I've been getting into HLSL programming lately and I'm very curious as to HOW some of the things I'm doing actually work.
For example, I've got this very simple shader here that shades any teal colored pixels to a red-ish color.
sampler2D mySampler;
float4 MyPixelShader(float2 texCoords : TEXCOORD0): COLOR
{
float4 Color;
Color = tex2D(mySampler, texCoords.xy);
if(Color.r == 0 && Color.g == 1.0 && Color.b == 1.0)
{
Color.r = 1.0;
Color.g = 0.5;
Color.b = 0.5;
}
return Color;
}
technique Simple
{
pass pass1
{
PixelShader = compile ps_2_0 MyPixelShader();
}
}
I understand that the tex2D function grabs the pixel's color at the specified location, but what I don't understand is how mySampler even has any data. I'm not setting it or passing in a texture at all, yet it magically contains my texture's data.

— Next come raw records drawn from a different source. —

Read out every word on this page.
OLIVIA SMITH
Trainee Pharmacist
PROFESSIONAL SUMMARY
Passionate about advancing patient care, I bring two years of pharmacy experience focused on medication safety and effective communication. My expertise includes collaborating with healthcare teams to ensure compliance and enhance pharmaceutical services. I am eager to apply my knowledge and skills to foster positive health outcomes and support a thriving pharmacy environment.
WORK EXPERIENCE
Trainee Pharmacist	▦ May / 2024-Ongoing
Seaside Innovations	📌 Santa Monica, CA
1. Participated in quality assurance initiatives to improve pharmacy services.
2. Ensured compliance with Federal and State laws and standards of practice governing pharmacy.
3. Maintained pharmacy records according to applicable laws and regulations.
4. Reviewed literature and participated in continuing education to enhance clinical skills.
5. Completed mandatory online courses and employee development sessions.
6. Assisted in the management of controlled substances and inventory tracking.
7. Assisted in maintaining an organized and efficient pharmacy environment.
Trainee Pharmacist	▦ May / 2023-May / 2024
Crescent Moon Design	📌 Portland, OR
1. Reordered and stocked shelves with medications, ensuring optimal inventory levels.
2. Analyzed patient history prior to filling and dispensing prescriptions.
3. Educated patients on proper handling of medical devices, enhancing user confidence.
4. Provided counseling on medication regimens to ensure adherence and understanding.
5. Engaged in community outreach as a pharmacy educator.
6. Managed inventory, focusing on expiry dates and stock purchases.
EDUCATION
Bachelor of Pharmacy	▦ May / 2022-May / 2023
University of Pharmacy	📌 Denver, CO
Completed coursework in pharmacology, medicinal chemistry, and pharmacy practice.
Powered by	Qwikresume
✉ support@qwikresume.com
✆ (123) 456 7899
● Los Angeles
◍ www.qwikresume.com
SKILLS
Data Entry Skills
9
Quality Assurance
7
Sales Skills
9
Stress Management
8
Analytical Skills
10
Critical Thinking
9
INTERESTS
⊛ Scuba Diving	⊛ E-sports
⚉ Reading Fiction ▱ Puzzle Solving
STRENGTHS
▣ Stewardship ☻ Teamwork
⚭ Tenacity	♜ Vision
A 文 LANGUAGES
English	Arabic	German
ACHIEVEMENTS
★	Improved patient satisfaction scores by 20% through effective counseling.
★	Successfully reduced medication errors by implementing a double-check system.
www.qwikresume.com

Also, what is the difference between things like:
COLOR and COLOR0
or
TEXCOORD and TEXCOORD0
I can take a logical guess and say that COLOR0 is a registry in assembly that holds the currently used pixel color in the GPU. (that may be completely wrong, I'm just stating what I think it is)
And if so, does that mean specifying something like float2 texCoords : TEXCOORD0 will, by default, grab the current position the GPU is processing?